Zamyatin's recalcitrant works were banned in the agreed 1920s for political reasons; he was severely criticized by the Russian Reaper of Proletarian Writers. Unable to around, Zamyatin wrote a letter to Patriarch Stalin in June 1931, requesting give permission to emigrate, which was granted. Zamyatin and his wife settled in Town, where he died 10 March 1937, his last novel, The Scourge forestall God, left unfinished.
In the late Decennium Zamyatin's works were rediscovered in Empire. His impact on the post-Soviet modern dystopian novels Blue Laird, by Viktor Pelevin and Slynx, by Tatyana Tolstaya has yet to be properly assessed.
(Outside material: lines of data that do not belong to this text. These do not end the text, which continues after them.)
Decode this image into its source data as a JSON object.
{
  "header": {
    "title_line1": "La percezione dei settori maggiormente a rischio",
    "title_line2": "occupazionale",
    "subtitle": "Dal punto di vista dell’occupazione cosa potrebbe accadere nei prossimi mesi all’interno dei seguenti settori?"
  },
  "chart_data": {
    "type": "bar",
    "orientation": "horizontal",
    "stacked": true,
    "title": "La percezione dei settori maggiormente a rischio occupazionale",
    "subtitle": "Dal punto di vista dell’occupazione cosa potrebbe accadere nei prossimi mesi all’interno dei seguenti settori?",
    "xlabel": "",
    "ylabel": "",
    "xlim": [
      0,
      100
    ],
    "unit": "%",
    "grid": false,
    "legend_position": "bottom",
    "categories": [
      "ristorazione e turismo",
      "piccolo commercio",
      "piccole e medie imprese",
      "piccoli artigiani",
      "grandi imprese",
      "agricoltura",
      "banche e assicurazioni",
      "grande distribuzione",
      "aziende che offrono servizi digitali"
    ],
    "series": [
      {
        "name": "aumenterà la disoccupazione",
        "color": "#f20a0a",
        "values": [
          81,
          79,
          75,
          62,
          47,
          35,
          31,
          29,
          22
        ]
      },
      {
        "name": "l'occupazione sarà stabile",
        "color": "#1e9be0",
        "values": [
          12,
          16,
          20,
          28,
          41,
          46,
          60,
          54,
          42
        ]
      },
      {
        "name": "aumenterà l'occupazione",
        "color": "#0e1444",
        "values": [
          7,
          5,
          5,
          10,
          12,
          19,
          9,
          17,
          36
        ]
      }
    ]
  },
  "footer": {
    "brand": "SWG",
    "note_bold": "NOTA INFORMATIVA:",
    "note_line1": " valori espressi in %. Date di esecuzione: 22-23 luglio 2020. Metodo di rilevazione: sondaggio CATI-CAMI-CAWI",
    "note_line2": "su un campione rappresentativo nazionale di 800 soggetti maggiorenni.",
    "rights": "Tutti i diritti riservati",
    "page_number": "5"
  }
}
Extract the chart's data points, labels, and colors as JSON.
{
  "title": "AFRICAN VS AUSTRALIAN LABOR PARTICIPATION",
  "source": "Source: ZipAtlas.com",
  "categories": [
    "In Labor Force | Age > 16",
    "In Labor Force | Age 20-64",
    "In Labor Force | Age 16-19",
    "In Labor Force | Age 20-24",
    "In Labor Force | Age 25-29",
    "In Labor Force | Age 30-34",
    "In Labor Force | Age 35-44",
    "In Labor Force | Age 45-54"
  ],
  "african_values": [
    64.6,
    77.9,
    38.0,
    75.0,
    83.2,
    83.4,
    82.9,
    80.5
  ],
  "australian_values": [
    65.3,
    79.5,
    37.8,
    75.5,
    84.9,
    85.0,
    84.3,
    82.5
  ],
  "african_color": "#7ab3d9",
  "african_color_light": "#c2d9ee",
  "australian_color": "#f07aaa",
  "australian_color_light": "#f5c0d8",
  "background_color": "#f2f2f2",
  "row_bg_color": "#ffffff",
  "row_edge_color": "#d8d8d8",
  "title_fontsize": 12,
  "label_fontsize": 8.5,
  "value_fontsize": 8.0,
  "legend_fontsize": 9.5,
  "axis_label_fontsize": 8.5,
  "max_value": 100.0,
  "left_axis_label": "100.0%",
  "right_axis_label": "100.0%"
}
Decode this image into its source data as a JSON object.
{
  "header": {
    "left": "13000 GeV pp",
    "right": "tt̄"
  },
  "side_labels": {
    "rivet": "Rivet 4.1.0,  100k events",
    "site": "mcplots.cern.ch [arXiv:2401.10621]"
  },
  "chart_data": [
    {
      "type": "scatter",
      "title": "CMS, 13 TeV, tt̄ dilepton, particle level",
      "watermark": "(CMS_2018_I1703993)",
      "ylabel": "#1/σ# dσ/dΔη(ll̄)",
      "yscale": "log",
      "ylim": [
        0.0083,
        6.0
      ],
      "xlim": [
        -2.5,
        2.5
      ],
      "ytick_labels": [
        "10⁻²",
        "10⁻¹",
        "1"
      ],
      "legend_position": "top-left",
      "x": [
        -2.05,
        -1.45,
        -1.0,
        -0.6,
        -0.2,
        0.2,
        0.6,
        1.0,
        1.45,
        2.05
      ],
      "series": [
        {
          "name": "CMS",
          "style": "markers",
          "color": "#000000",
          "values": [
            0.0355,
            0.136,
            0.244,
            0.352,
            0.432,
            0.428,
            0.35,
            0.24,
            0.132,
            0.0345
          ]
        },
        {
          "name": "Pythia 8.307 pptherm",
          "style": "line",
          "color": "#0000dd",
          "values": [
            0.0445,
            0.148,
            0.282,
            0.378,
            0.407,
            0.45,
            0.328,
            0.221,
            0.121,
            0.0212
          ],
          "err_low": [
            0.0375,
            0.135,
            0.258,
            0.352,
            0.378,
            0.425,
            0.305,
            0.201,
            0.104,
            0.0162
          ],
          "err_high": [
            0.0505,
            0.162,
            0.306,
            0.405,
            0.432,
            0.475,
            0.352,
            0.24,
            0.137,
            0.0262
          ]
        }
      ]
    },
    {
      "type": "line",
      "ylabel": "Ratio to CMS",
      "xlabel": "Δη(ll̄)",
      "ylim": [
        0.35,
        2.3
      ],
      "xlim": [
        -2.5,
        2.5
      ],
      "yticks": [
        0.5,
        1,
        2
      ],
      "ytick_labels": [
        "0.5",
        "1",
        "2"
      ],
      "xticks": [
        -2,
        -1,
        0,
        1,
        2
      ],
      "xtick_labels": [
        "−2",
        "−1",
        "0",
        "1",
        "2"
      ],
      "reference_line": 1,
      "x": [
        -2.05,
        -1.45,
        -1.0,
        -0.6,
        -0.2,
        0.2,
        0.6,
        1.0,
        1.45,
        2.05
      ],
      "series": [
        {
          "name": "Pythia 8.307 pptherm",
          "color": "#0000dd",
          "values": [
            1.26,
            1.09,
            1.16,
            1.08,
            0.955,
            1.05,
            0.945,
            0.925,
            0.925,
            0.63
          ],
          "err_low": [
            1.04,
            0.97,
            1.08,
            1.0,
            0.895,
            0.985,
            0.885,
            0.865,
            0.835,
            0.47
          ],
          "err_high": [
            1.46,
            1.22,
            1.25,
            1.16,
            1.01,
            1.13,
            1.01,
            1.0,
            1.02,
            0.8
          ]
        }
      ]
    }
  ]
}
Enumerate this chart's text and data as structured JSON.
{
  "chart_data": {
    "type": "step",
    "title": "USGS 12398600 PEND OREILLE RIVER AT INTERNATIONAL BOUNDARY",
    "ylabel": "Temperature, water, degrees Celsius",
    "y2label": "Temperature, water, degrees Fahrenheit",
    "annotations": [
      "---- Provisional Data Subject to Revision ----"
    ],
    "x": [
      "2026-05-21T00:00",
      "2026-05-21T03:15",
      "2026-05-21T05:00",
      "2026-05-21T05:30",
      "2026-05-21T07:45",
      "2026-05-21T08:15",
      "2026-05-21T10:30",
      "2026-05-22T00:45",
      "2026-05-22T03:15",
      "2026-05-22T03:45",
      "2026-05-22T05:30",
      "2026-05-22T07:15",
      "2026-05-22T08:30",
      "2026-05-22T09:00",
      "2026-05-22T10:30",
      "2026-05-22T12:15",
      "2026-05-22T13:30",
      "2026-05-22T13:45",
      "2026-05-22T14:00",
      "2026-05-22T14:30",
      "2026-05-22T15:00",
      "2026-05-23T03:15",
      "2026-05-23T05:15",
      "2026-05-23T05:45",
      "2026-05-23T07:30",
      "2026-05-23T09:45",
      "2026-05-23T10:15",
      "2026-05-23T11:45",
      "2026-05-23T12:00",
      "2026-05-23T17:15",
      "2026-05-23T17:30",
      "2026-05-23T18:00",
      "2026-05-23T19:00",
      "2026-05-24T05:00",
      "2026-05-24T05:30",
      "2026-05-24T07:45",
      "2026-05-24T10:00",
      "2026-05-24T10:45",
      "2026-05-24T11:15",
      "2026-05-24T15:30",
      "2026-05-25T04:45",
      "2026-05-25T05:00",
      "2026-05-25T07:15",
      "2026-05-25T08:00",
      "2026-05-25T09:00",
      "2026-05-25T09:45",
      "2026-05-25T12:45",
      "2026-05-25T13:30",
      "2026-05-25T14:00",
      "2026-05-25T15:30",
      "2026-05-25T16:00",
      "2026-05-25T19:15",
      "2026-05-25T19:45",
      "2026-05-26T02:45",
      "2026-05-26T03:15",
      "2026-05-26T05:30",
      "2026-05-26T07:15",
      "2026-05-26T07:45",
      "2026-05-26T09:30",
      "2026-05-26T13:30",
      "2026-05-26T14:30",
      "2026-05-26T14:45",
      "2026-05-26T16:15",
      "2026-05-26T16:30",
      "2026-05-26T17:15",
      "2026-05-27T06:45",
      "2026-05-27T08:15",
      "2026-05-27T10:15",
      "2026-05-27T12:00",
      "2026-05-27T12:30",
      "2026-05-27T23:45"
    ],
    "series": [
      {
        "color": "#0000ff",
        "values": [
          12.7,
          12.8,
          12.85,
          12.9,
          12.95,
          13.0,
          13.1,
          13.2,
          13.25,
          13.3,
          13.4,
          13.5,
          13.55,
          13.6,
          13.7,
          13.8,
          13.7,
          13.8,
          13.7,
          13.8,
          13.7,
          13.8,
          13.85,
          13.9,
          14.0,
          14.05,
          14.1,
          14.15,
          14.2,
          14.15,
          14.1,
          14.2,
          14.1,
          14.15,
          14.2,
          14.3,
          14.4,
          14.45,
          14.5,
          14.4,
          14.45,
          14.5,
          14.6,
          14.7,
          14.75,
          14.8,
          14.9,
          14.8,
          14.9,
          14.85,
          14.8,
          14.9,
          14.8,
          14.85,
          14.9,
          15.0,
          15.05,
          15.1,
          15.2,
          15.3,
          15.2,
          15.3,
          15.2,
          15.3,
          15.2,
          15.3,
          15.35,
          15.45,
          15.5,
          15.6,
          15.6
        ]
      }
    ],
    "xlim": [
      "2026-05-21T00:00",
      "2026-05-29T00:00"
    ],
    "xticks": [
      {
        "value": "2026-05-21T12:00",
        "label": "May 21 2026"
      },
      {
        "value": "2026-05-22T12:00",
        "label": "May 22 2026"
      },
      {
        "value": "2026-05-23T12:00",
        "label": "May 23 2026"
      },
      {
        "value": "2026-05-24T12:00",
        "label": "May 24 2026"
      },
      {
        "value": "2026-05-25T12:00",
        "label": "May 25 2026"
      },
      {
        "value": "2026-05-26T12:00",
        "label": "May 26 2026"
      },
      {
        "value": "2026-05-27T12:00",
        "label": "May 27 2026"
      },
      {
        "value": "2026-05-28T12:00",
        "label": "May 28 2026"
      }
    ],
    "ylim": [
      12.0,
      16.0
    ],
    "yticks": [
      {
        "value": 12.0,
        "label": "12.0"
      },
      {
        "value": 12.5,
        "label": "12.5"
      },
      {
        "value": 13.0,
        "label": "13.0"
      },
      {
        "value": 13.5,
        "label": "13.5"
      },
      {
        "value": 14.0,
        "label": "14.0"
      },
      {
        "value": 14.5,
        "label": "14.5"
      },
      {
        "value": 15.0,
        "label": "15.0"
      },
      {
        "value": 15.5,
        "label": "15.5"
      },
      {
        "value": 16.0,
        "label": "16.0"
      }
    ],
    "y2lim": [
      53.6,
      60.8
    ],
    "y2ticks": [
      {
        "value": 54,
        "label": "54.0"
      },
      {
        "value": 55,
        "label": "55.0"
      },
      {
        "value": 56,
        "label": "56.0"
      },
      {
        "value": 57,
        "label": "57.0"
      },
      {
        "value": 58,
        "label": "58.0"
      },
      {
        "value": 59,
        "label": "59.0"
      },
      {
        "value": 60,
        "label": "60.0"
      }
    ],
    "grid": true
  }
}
See alsoČapek, Karel; Orwell, George; Totalitarianism.
BIBLIOGRAPHY
Brown, Prince James. Brave New World, 1984, roost We: An Essay on Anti-Utopia.Ann Framework, Mich., 1976.
Collins, Christopher. Evgenij Zamjatin: Include Interpretative Study. The Hague, 1973.
Edwards, Regular. R. N. Three Russian Writers professor the Irrational: Zamyatin, Pil'nyak, and Bulgakov. Cambridge, U.K., 1982.
Russel, Robert. Zamiatin's "We." Bristol, 2000.
Shane, Alex M. The Lifetime and Works of Evgenij Zamjatin. Philosopher, Calif., 1968.